WHAT MAKES YOU you? The question cuts to the core of who we are, the things that make us special in this universe. The converse of the question raises another kind of philosophical dilemma: If a person isn’t himself, who is he?

The sense of self is the key concept in narrative identity theory. This heartbreaking piece tells the story of a young man with frontotemporal dementia, a disease that destroys parts of the brain necessary in constructing and maintaining that sense.

Hidden in plain sight

“Jewish children who were ‘hidden’ in Christian families during the Holocaust have much to teach us about memory and trauma”

Carolyn Ariella Sofia describes how meeting the Polish-born American writer Jerzy Kosinski  prompted her to attend graduate school to study writings by survivors of the Holocaust who, as children, had lived as members of Christian families:

The more I learned about the psychological dynamics that followed such children into their adult lives, the more I came to wonder how the suppressed child would express themselves in the grown-up texts they produced. Would their books involve dual perspectives, a split viewpoint that incorporated the child’s experience in hiding, with the adult reflecting on it? Memory for this group came in traumatic fragments, so would I find that too? Would the inner, suppressed self ever act up and perform a secret action?

Should an AI copy of you help decide if you live or die?

“Doctors share top concerns of AI surrogates aiding life-or-death decisions.”

One source of science fiction is a consideration of how technology, when pushed to extremes, might affect human existence. I wonder how long it will be before we see a novel centering on the topic that Ashley Belanger, a senior policy reporter for Ars Technica, examines in detail here.

Learning about Language: An In-Class Activity

“A scholar of the medical humanities shares ideas for helping students discover how language shaped past cultural attitudes—and still shapes them in the present.”

Language is a social construct created by particular societies or cultures. Here  JSTOR Daily looks at a class created by Maria Rovito, Instructor of Medical Humanities at Albany College of Pharmacy and Health Sciences.
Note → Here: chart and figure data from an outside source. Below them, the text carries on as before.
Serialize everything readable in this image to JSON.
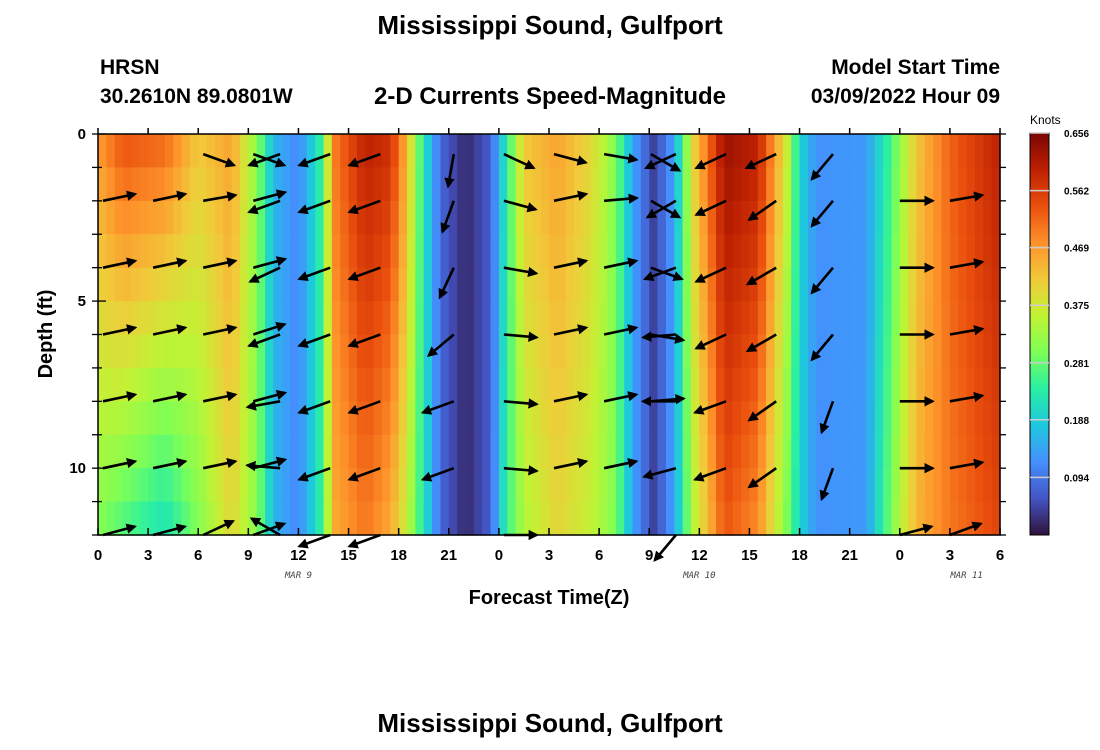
{
  "header": {
    "title": "Mississippi Sound, Gulfport",
    "station": "HRSN",
    "coords": "30.2610N  89.0801W",
    "subtitle": "2-D Currents Speed-Magnitude",
    "model_start_label": "Model Start Time",
    "model_start_value": "03/09/2022 Hour 09"
  },
  "footer": {
    "title": "Mississippi Sound, Gulfport"
  },
  "colors": {
    "scale": [
      "#30123b",
      "#4454c4",
      "#4490fe",
      "#1fc8de",
      "#29efa2",
      "#7dff56",
      "#c1f334",
      "#f1ca3a",
      "#fe922a",
      "#ea4f0d",
      "#be2102",
      "#7a0403"
    ]
  },
  "chart_data": {
    "type": "heatmap",
    "title": "2-D Currents Speed-Magnitude",
    "xlabel": "Forecast Time(Z)",
    "ylabel": "Depth (ft)",
    "x_range_hours": [
      0,
      54
    ],
    "y_range_ft": [
      0,
      12
    ],
    "xticks": [
      "0",
      "3",
      "6",
      "9",
      "12",
      "15",
      "18",
      "21",
      "0",
      "3",
      "6",
      "9",
      "12",
      "15",
      "18",
      "21",
      "0",
      "3",
      "6"
    ],
    "yticks": [
      "0",
      "5",
      "10"
    ],
    "ytick_values": [
      0,
      5,
      10
    ],
    "date_labels": [
      {
        "label": "MAR 9",
        "hour": 12
      },
      {
        "label": "MAR 10",
        "hour": 36
      },
      {
        "label": "MAR 11",
        "hour": 52
      }
    ],
    "colorbar": {
      "title": "Knots",
      "min": 0,
      "max": 0.656,
      "ticks": [
        "0.656",
        "0.562",
        "0.469",
        "0.375",
        "0.281",
        "0.188",
        "0.094"
      ],
      "tick_values": [
        0.656,
        0.562,
        0.469,
        0.375,
        0.281,
        0.188,
        0.094
      ]
    },
    "speed_keyframes": [
      {
        "hour": 0,
        "surface": 0.47,
        "bottom": 0.3
      },
      {
        "hour": 1.5,
        "surface": 0.54,
        "bottom": 0.26
      },
      {
        "hour": 4,
        "surface": 0.52,
        "bottom": 0.21
      },
      {
        "hour": 6,
        "surface": 0.42,
        "bottom": 0.3
      },
      {
        "hour": 8,
        "surface": 0.46,
        "bottom": 0.4
      },
      {
        "hour": 9.6,
        "surface": 0.3,
        "bottom": 0.3
      },
      {
        "hour": 10.5,
        "surface": 0.16,
        "bottom": 0.16
      },
      {
        "hour": 12,
        "surface": 0.11,
        "bottom": 0.11
      },
      {
        "hour": 13.2,
        "surface": 0.22,
        "bottom": 0.22
      },
      {
        "hour": 14.2,
        "surface": 0.5,
        "bottom": 0.45
      },
      {
        "hour": 16,
        "surface": 0.6,
        "bottom": 0.5
      },
      {
        "hour": 17.5,
        "surface": 0.58,
        "bottom": 0.45
      },
      {
        "hour": 18.5,
        "surface": 0.44,
        "bottom": 0.36
      },
      {
        "hour": 19.5,
        "surface": 0.22,
        "bottom": 0.22
      },
      {
        "hour": 20.5,
        "surface": 0.08,
        "bottom": 0.08
      },
      {
        "hour": 22,
        "surface": 0.02,
        "bottom": 0.02
      },
      {
        "hour": 23.5,
        "surface": 0.07,
        "bottom": 0.07
      },
      {
        "hour": 24.4,
        "surface": 0.22,
        "bottom": 0.24
      },
      {
        "hour": 25.5,
        "surface": 0.42,
        "bottom": 0.34
      },
      {
        "hour": 27.5,
        "surface": 0.46,
        "bottom": 0.4
      },
      {
        "hour": 29.5,
        "surface": 0.4,
        "bottom": 0.36
      },
      {
        "hour": 31,
        "surface": 0.3,
        "bottom": 0.3
      },
      {
        "hour": 32,
        "surface": 0.14,
        "bottom": 0.14
      },
      {
        "hour": 33.3,
        "surface": 0.04,
        "bottom": 0.04
      },
      {
        "hour": 34.5,
        "surface": 0.14,
        "bottom": 0.14
      },
      {
        "hour": 35.6,
        "surface": 0.4,
        "bottom": 0.34
      },
      {
        "hour": 37.5,
        "surface": 0.63,
        "bottom": 0.53
      },
      {
        "hour": 39.5,
        "surface": 0.6,
        "bottom": 0.48
      },
      {
        "hour": 41.2,
        "surface": 0.38,
        "bottom": 0.3
      },
      {
        "hour": 42,
        "surface": 0.2,
        "bottom": 0.2
      },
      {
        "hour": 43,
        "surface": 0.12,
        "bottom": 0.12
      },
      {
        "hour": 46,
        "surface": 0.13,
        "bottom": 0.13
      },
      {
        "hour": 47.5,
        "surface": 0.26,
        "bottom": 0.3
      },
      {
        "hour": 49,
        "surface": 0.42,
        "bottom": 0.44
      },
      {
        "hour": 51,
        "surface": 0.52,
        "bottom": 0.5
      },
      {
        "hour": 54,
        "surface": 0.6,
        "bottom": 0.55
      }
    ],
    "vector_columns": [
      {
        "hour": 0.3,
        "angles": [
          null,
          12,
          12,
          12,
          12,
          12,
          15
        ]
      },
      {
        "hour": 3.3,
        "angles": [
          null,
          12,
          12,
          12,
          12,
          12,
          15
        ]
      },
      {
        "hour": 6.3,
        "angles": [
          -20,
          10,
          12,
          12,
          12,
          12,
          25
        ]
      },
      {
        "hour": 9.3,
        "angles": [
          -20,
          15,
          15,
          18,
          15,
          15,
          20
        ]
      },
      {
        "hour": 10.9,
        "angles": [
          200,
          200,
          205,
          200,
          190,
          175,
          150
        ]
      },
      {
        "hour": 13.9,
        "angles": [
          200,
          200,
          200,
          200,
          200,
          200,
          200
        ]
      },
      {
        "hour": 16.9,
        "angles": [
          200,
          200,
          200,
          200,
          200,
          200,
          200
        ]
      },
      {
        "hour": 21.3,
        "angles": [
          -100,
          -110,
          -115,
          -140,
          -160,
          -160,
          null
        ]
      },
      {
        "hour": 24.3,
        "angles": [
          -25,
          -15,
          -10,
          -5,
          -5,
          -5,
          0
        ]
      },
      {
        "hour": 27.3,
        "angles": [
          -15,
          12,
          12,
          12,
          12,
          12,
          null
        ]
      },
      {
        "hour": 30.3,
        "angles": [
          -10,
          5,
          12,
          12,
          12,
          12,
          null
        ]
      },
      {
        "hour": 33.1,
        "angles": [
          -30,
          -30,
          -20,
          -10,
          5,
          null,
          null
        ]
      },
      {
        "hour": 34.6,
        "angles": [
          205,
          210,
          200,
          185,
          180,
          195,
          230
        ]
      },
      {
        "hour": 37.6,
        "angles": [
          205,
          205,
          205,
          205,
          200,
          200,
          null
        ]
      },
      {
        "hour": 40.6,
        "angles": [
          205,
          215,
          210,
          210,
          215,
          215,
          null
        ]
      },
      {
        "hour": 44.0,
        "angles": [
          230,
          230,
          230,
          230,
          250,
          250,
          null
        ]
      },
      {
        "hour": 48.0,
        "angles": [
          null,
          0,
          0,
          0,
          0,
          0,
          15
        ]
      },
      {
        "hour": 51.0,
        "angles": [
          null,
          10,
          10,
          10,
          10,
          10,
          20
        ]
      }
    ],
    "vector_depths_ft": [
      0.6,
      2,
      4,
      6,
      8,
      10,
      12
    ]
  }
}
The purpose of the class is to remind students that “language is never neutral. In medical fields, it builds the scaffolding of what we call ‘real’ or ‘imagined’ illness, ‘abnormal’ and ‘normal,’ and the ‘sick’ and the ‘healthy.’ It determines who gets care, who gets believed, and who gets dismissed.”

Pandemic Journaling Project Reminds Universities of their Impact

“’Universities can be both a window into stuff that’s happening and a door to new ways of asking and reflecting’”

When the COVID-19 pandemic set in, anthropologists Sarah Willen of the University of Connecticut and Katherine Mason of Brown University created “a dataset to help people in the future understand the experience of living through a pandemic.” This article from the University of Connecticut reports on the research from this project based on “the community-engaged goal of meeting a shared human need.”